The reason the ear can separate the two oboes is because an expected harmonic
relationship is known as a reference point for analysis. So the two "parts" can be
reconstructed by the brain to identify two oboes. So it looks like the ear-brain maybe does
know (pre-wired ) Fourier series ;-)
It's even more complex than that - the brain also keeps maintains a timbre map (vocal
tract resonances) of every speaker so you can hear individual speakers in a crowded room
(I do speech research work). Within the noisy signal, very weak individual speaker signals
can be easily correlated, extracted and decoded.
The brain is mostly tracking resonances rather then individual harmonics, but there is a lot
of evidence the human input transducers are spectral + time types. Experiments with
critical banding and masking indicate sine harmonics are being detected by the ear.
I'll have to see if I can find your reference in full somewhere. Sounds very interesting!
--- In
Doepfer_a100@yahoogroups.com
, "Doug" <dougc356@...> wrote:
>
> >
> > In your example, what are the "pitch parts" you're separating when
> analyzing the two
> > oboes SINE waves - right Not square or some other arbitrary
> function.
>
> The "oboe function" (steady state). I picked oboe, because it's not
> a sine. Each part is not a sine, yet the mind is easily able to
> separate them, and not in terms of equivalent sums of bell sounds.
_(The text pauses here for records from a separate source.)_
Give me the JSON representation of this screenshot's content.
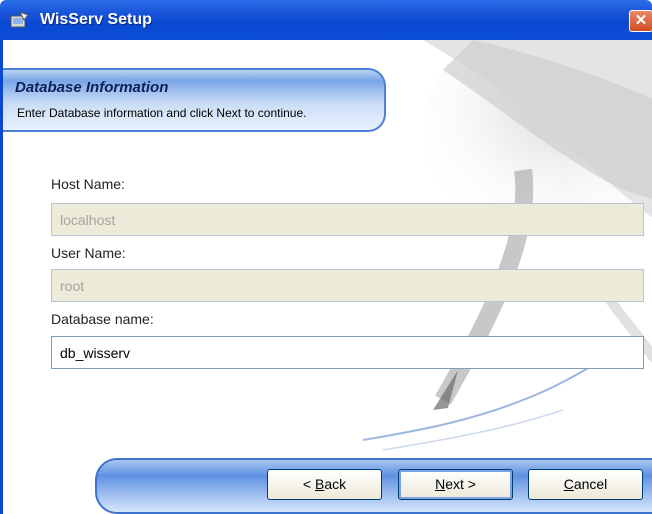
{
  "window": {
    "title": "WisServ Setup",
    "close_glyph": "✕"
  },
  "header": {
    "title": "Database Information",
    "subtitle": "Enter Database information and click Next to continue."
  },
  "form": {
    "host": {
      "label": "Host Name:",
      "value": "localhost"
    },
    "user": {
      "label": "User Name:",
      "value": "root"
    },
    "database": {
      "label": "Database name:",
      "value": "db_wisserv"
    }
  },
  "buttons": {
    "back": {
      "prefix": "< ",
      "mnemonic": "B",
      "rest": "ack"
    },
    "next": {
      "mnemonic": "N",
      "rest": "ext >"
    },
    "cancel": {
      "mnemonic": "C",
      "rest": "ancel"
    }
  },
  "icons": {
    "app": "installer-icon",
    "close": "close-icon"
  },
  "colors": {
    "titlebar": "#0a48d2",
    "banner_border": "#4c80d8",
    "disabled_field": "#ecead8"
  }
}
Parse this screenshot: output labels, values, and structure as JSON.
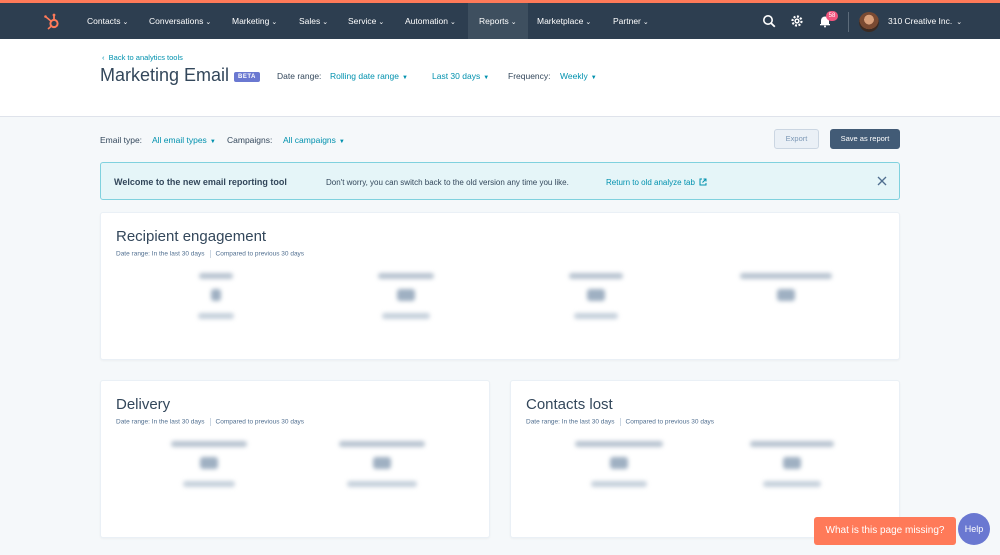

> Just an example of how the ear is not hobbled by only being able to
> separate sounds into sines.
>
>
> >Which is not what the poster asked.
>
> Yeah, I went from the specific case he mentioned... using the set of
> square waves as a basis... to a set of *any* signals as a basis. And
> this is exactly what the paper addresses (well there are some
> assumptions about the candidate basis functions). It even goes so
> far to use tri waves as an example. There are even oboe graphs in
> there! It's a math paper in IEEE with music! Ha ha.
>
> >
> > I believe the poster was wondering if any function can be
> transformed from a non-circular
> > plane - like a square or rectangular one. Maybe it's just my
> limited knowledge, but I
> > haven't heard of such a thing. I can try to *approximate" a sine
> from a square plane...
>
> This is exactly what the paper is addressing.